I know this is "as a player," but I figured I'd throw a quick curveball and see if I can miss a bat or two.
There are times when I run games where I have brief moments of deep empathy or connectivity with an NPC that I'm running. This will either be because (a) something that a player has down through their PC to bring extreme vitality to the situation or (b) I'm framing an initially nebulous scene that I'm having to quickly resolve in my mind in multiple ways (what is going on here? what are the dramatic needs of a/the PCs and how can I test that? what are the dramatic needs of the NPCs so I can advocate for them/provoke the players?). (b) happened a few sessions ago in the Stonetop game I run:
* Players are on a perilous journey through Ferrier's Fen and wanted to make camp.
* A cave in a steep face with signs of intelligent life is discovered.
* Grizzly fiction continued to resolve in my mind and accrete in the fiction as the players explored the cave and we discovered what was there.
* A Fen Troll is chained to the back and its wasting away, terrible wounds where the cuffs for the chains are as well as burns on the pustules. It is clearly not getting enough food or is refusing to eat. It is not violent when approached, but the PC who approached it initially has the ability to placate the monstrosities.

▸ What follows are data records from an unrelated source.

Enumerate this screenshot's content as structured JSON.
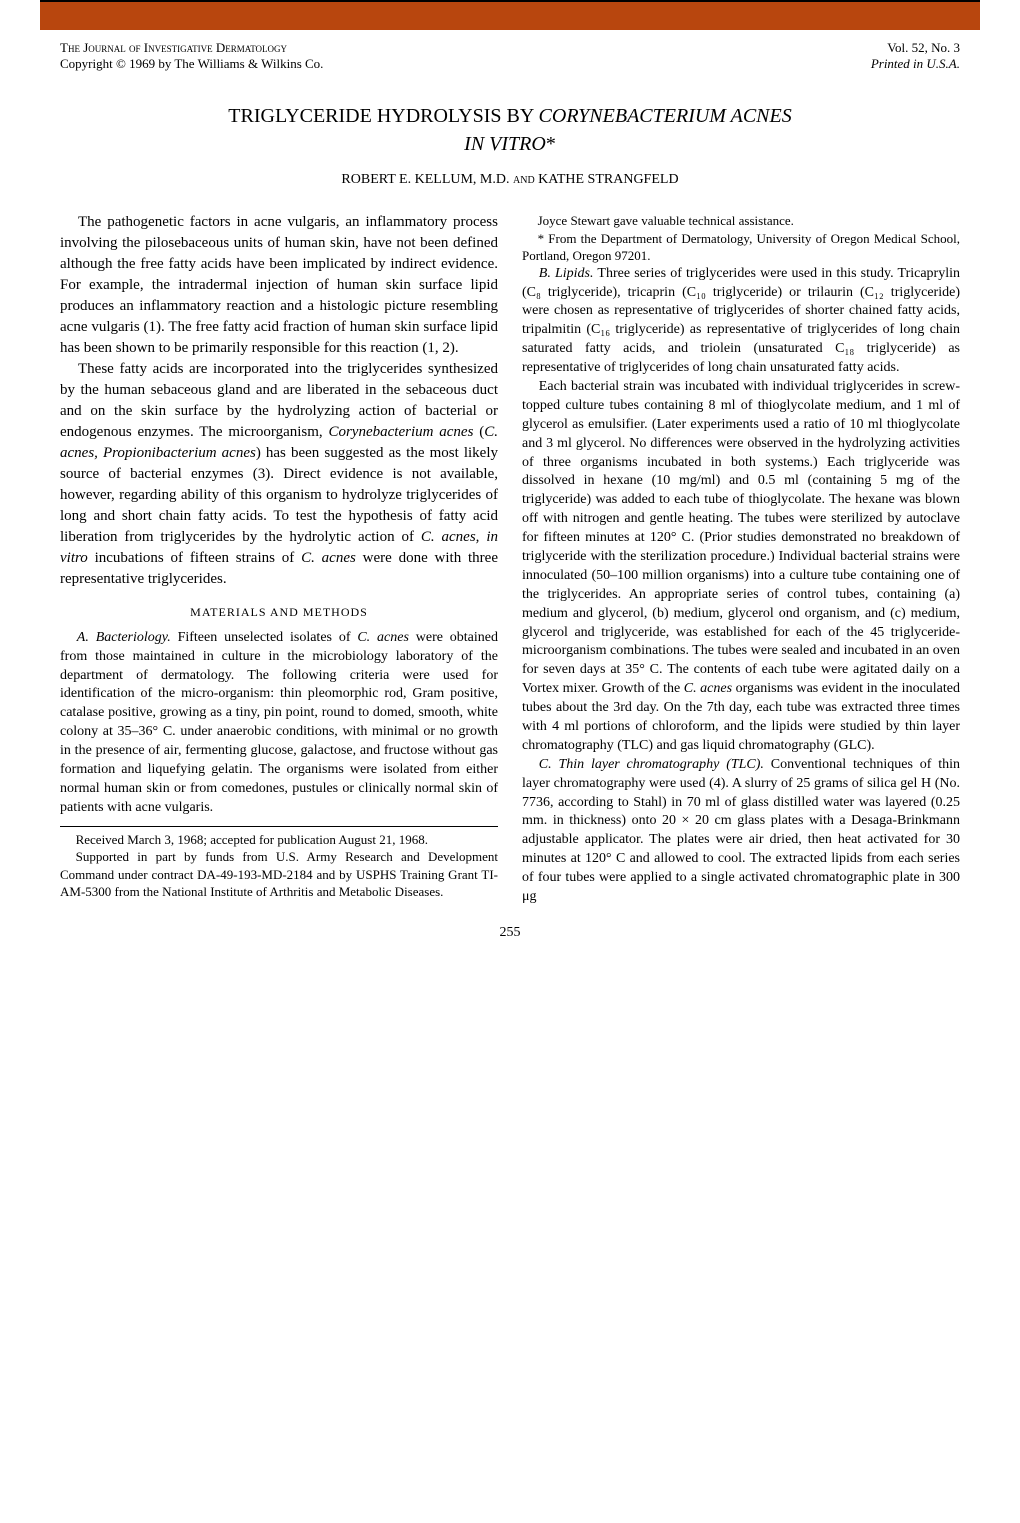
{
  "meta": {
    "journal": "The Journal of Investigative Dermatology",
    "copyright": "Copyright © 1969 by The Williams & Wilkins Co.",
    "volume": "Vol. 52, No. 3",
    "printed": "Printed in U.S.A."
  },
  "title": {
    "line1": "TRIGLYCERIDE HYDROLYSIS BY ",
    "species": "CORYNEBACTERIUM ACNES",
    "line2": "IN VITRO",
    "asterisk": "*"
  },
  "authors": "ROBERT E. KELLUM, M.D. and KATHE STRANGFELD",
  "body": {
    "p1": "The pathogenetic factors in acne vulgaris, an inflammatory process involving the pilosebaceous units of human skin, have not been defined although the free fatty acids have been implicated by indirect evidence. For example, the intradermal injection of human skin surface lipid produces an inflammatory reaction and a histologic picture resembling acne vulgaris (1). The free fatty acid fraction of human skin surface lipid has been shown to be primarily responsible for this reaction (1, 2).",
    "p2_a": "These fatty acids are incorporated into the triglycerides synthesized by the human sebaceous gland and are liberated in the sebaceous duct and on the skin surface by the hydrolyzing action of bacterial or endogenous enzymes. The microorganism, ",
    "p2_species1": "Corynebacterium acnes",
    "p2_b": " (",
    "p2_species2": "C. acnes, Propionibacterium acnes",
    "p2_c": ") has been suggested as the most likely source of bacterial enzymes (3). Direct evidence is not available, however, regarding ability of this organism to hydrolyze triglycerides of long and short chain fatty acids. To test the hypothesis of fatty acid liberation from triglycerides by the hydrolytic action of ",
    "p2_species3": "C. acnes, in vitro",
    "p2_d": " incubations of fifteen strains of ",
    "p2_species4": "C. acnes",
    "p2_e": " were done with three representative triglycerides."
  },
  "materials_heading": "MATERIALS AND METHODS",
  "methods": {
    "a_label": "A. Bacteriology.",
    "a_text_1": " Fifteen unselected isolates of ",
    "a_species": "C. acnes",
    "a_text_2": " were obtained from those maintained in culture in the microbiology laboratory of the department of dermatology. The following criteria were used for identification of the micro-organism: thin pleomorphic rod, Gram positive, catalase positive, growing as a tiny, pin point, round to domed, smooth, white colony at 35–36° C. under anaerobic conditions, with minimal or no growth in the presence of air, fermenting glucose, galactose, and fructose without gas formation and liquefying gelatin. The organisms were isolated from either normal human skin or from comedones, pustules or clinically normal skin of patients with acne vulgaris.",
    "b_label": "B. Lipids.",
    "b_text_1": " Three series of triglycerides were used in this study. Tricaprylin (C₈ triglyceride), tricaprin (C₁₀ triglyceride) or trilaurin (C₁₂ triglyceride) were chosen as representative of triglycerides of shorter chained fatty acids, tripalmitin (C₁₆ triglyceride) as representative of triglycerides of long chain saturated fatty acids, and triolein (unsaturated C₁₈ triglyceride) as representative of triglycerides of long chain unsaturated fatty acids.",
    "b_text_2a": "Each bacterial strain was incubated with individual triglycerides in screw-topped culture tubes containing 8 ml of thioglycolate medium, and 1 ml of glycerol as emulsifier. (Later experiments used a ratio of 10 ml thioglycolate and 3 ml glycerol. No differences were observed in the hydrolyzing activities of three organisms incubated in both systems.) Each triglyceride was dissolved in hexane (10 mg/ml) and 0.5 ml (containing 5 mg of the triglyceride) was added to each tube of thioglycolate. The hexane was blown off with nitrogen and gentle heating. The tubes were sterilized by autoclave for fifteen minutes at 120° C. (Prior studies demonstrated no breakdown of triglyceride with the sterilization procedure.) Individual bacterial strains were innoculated (50–100 million organisms) into a culture tube containing one of the triglycerides. An appropriate series of control tubes, containing (a) medium and glycerol, (b) medium, glycerol ond organism, and (c) medium, glycerol and triglyceride, was established for each of the 45 triglyceride-microorganism combinations. The tubes were sealed and incubated in an oven for seven days at 35° C. The contents of each tube were agitated daily on a Vortex mixer. Growth of the ",
    "b_species": "C. acnes",
    "b_text_2b": " organisms was evident in the inoculated tubes about the 3rd day. On the 7th day, each tube was extracted three times with 4 ml portions of chloroform, and the lipids were studied by thin layer chromatography (TLC) and gas liquid chromatography (GLC).",
    "c_label": "C. Thin layer chromatography (TLC).",
    "c_text": " Conventional techniques of thin layer chromatography were used (4). A slurry of 25 grams of silica gel H (No. 7736, according to Stahl) in 70 ml of glass distilled water was layered (0.25 mm. in thickness) onto 20 × 20 cm glass plates with a Desaga-Brinkmann adjustable applicator. The plates were air dried, then heat activated for 30 minutes at 120° C and allowed to cool. The extracted lipids from each series of four tubes were applied to a single activated chromatographic plate in 300 μg"
  },
  "footnotes": {
    "f1": "Received March 3, 1968; accepted for publication August 21, 1968.",
    "f2": "Supported in part by funds from U.S. Army Research and Development Command under contract DA-49-193-MD-2184 and by USPHS Training Grant TI-AM-5300 from the National Institute of Arthritis and Metabolic Diseases.",
    "f3": "Joyce Stewart gave valuable technical assistance.",
    "f4": "* From the Department of Dermatology, University of Oregon Medical School, Portland, Oregon 97201."
  },
  "page_number": "255",
  "colors": {
    "header_bar": "#b8460e",
    "text": "#000000",
    "background": "#ffffff"
  }
}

* What if it is unnaturally nonviolent? Why is it so? Why is it chained. Its being kept here by someone who is keeping it alive. It desperately doesn't want to succumb fully but it would rather die than live out this terrible fate. It is a she. I give her (Yoanaw) the
Instinct: To perish rather than succumb to this fate.

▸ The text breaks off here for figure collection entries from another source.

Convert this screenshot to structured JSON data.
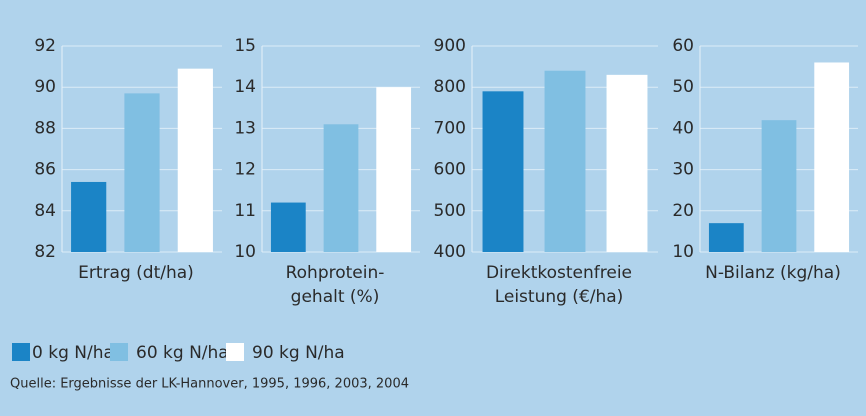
{
  "chart_data": [
    {
      "type": "bar",
      "xlabel": [
        "Ertrag (dt/ha)"
      ],
      "values": [
        85.4,
        89.7,
        90.9
      ],
      "ylim": [
        82,
        92
      ],
      "yticks": [
        82,
        84,
        86,
        88,
        90,
        92
      ],
      "grid": true
    },
    {
      "type": "bar",
      "xlabel": [
        "Rohprotein-",
        "gehalt (%)"
      ],
      "values": [
        11.2,
        13.1,
        14.0
      ],
      "ylim": [
        10,
        15
      ],
      "yticks": [
        10,
        11,
        12,
        13,
        14,
        15
      ],
      "grid": true
    },
    {
      "type": "bar",
      "xlabel": [
        "Direktkostenfreie",
        "Leistung (€/ha)"
      ],
      "values": [
        790,
        840,
        830
      ],
      "ylim": [
        400,
        900
      ],
      "yticks": [
        400,
        500,
        600,
        700,
        800,
        900
      ],
      "grid": true
    },
    {
      "type": "bar",
      "xlabel": [
        "N-Bilanz (kg/ha)"
      ],
      "values": [
        17,
        42,
        56
      ],
      "ylim": [
        10,
        60
      ],
      "yticks": [
        10,
        20,
        30,
        40,
        50,
        60
      ],
      "grid": true
    }
  ],
  "legend": [
    {
      "name": "0 kg N/ha",
      "color": "#1b84c6"
    },
    {
      "name": "60 kg N/ha",
      "color": "#80bfe2"
    },
    {
      "name": "90 kg N/ha",
      "color": "#ffffff"
    }
  ],
  "source": "Quelle: Ergebnisse der LK-Hannover, 1995, 1996, 2003, 2004"
}
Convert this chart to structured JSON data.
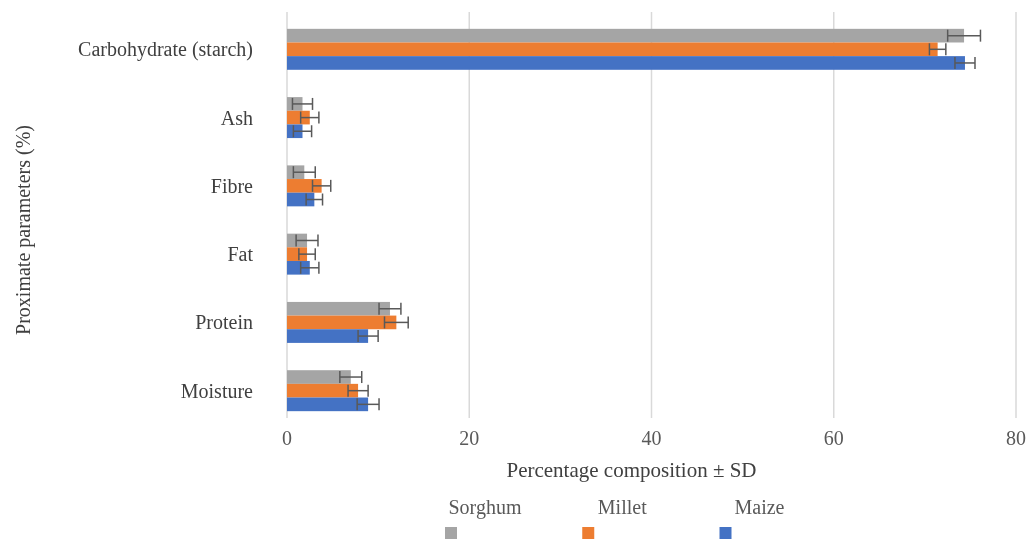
{
  "chart_data": {
    "type": "bar",
    "orientation": "horizontal",
    "xlabel": "Percentage composition ± SD",
    "ylabel": "Proximate parameters (%)",
    "categories": [
      "Carbohydrate (starch)",
      "Ash",
      "Fibre",
      "Fat",
      "Protein",
      "Moisture"
    ],
    "series": [
      {
        "name": "Sorghum",
        "color": "#a5a5a5",
        "values": [
          74.3,
          1.7,
          1.9,
          2.2,
          11.3,
          7.0
        ],
        "errors": [
          1.8,
          1.1,
          1.2,
          1.2,
          1.2,
          1.2
        ]
      },
      {
        "name": "Millet",
        "color": "#ed7d31",
        "values": [
          71.4,
          2.5,
          3.8,
          2.2,
          12.0,
          7.8
        ],
        "errors": [
          0.9,
          1.0,
          1.0,
          0.9,
          1.3,
          1.1
        ]
      },
      {
        "name": "Maize",
        "color": "#4472c4",
        "values": [
          74.4,
          1.7,
          3.0,
          2.5,
          8.9,
          8.9
        ],
        "errors": [
          1.1,
          1.0,
          0.9,
          1.0,
          1.1,
          1.2
        ]
      }
    ],
    "xlim": [
      0,
      80
    ],
    "xticks": [
      0,
      20,
      40,
      60,
      80
    ],
    "grid": "x",
    "legend": "bottom"
  }
}
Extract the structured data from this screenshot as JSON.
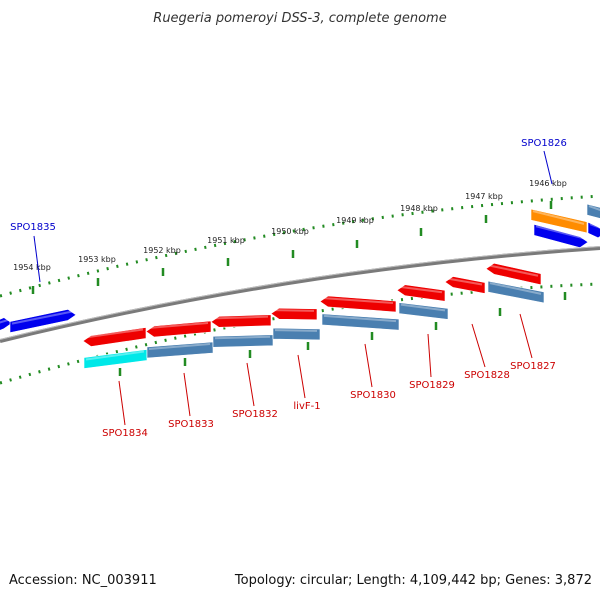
{
  "title": "Ruegeria pomeroyi DSS-3, complete genome",
  "footer": {
    "accession": "Accession: NC_003911",
    "summary": "Topology: circular; Length: 4,109,442 bp; Genes: 3,872"
  },
  "colors": {
    "forward_gene": "#0000ee",
    "reverse_gene": "#ee0000",
    "cds_steel": "#4a7fb0",
    "cds_cyan": "#00e8e8",
    "cds_orange": "#ff8c00",
    "backbone": "#808080",
    "ticks": "#228b22",
    "label_forward": "#0000cc",
    "label_reverse": "#cc0000"
  },
  "scale_labels": [
    "1954 kbp",
    "1953 kbp",
    "1952 kbp",
    "1951 kbp",
    "1950 kbp",
    "1949 kbp",
    "1948 kbp",
    "1947 kbp",
    "1946 kbp"
  ],
  "forward_labels": [
    "SPO1835",
    "SPO1826"
  ],
  "reverse_labels": [
    "SPO1834",
    "SPO1833",
    "SPO1832",
    "livF-1",
    "SPO1830",
    "SPO1829",
    "SPO1828",
    "SPO1827"
  ]
}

* The "caretaker" of the Fen Troll has returned; the growling and yapping wolves of The Blessed (sort of a Druid/Shaman) guarding the mouth of the cave signal that. It is a Fen Walker (basically "one who walks the Fen") who is a mighty huntress with mysterious sorcery and an appendage of that of a great cat, signaling her likeness to the other aberrant creatures that are spilling from the Fen over to The Great Wood (indicating a march of the affliction toward Stonetop). This connects her to the great power of corruption in the frozen (its Winter) bog. She totes a chain gang of frog-like demihuman creatures (in D&D parlance, they are near Bullywugs). She is going to feed them to the Fen Troll? Ok, its her sister. She cares for her. She has cared for her ever since...their mother died in delivery of her sister...a delivery that came with a rot that infected the arm of this mighty huntress...so she had to make a bargain with the great corruptive power of the bog for her life and her arm.
* Ok. What now? They were cast out of the enclave of Fen Walkers when the young girl got sick with Fenblight (it spreads like wildfire as the Fen Trolls shed casually and at-will). They tried to hide it. Radomira (the older sister) took her young, afflicted sibling from the only home they knew. When things got bad, she chained her up in the back of the cave. She kept her distance. She provided her food. For a long time she has looked for a way to cure her sister's curse...but to no avail. They are both hardened and live brutal, rote, hopeless lives at this point.
Radomira's Instinct: To feed and "keep safe" her "former" sister no matter the cost.
For various reasons, the plight of these two sisters bonked me over the head with the emotion stick as they formed in my mind and in our collective fiction from the formless state of the opening of this scene. And as we played out social conflict between each of them and interrogated the truth of the matter I find myself rather immersed in playing both of them and in playing the scenes around this situation.
This happens a fair bit. It happens in every game I run, though not every session. The game that
@niklinna is mentioning above has had more than a few moments like the above for me (as GM). There also were several moments in the Torchbearer 2 game I GMed for him.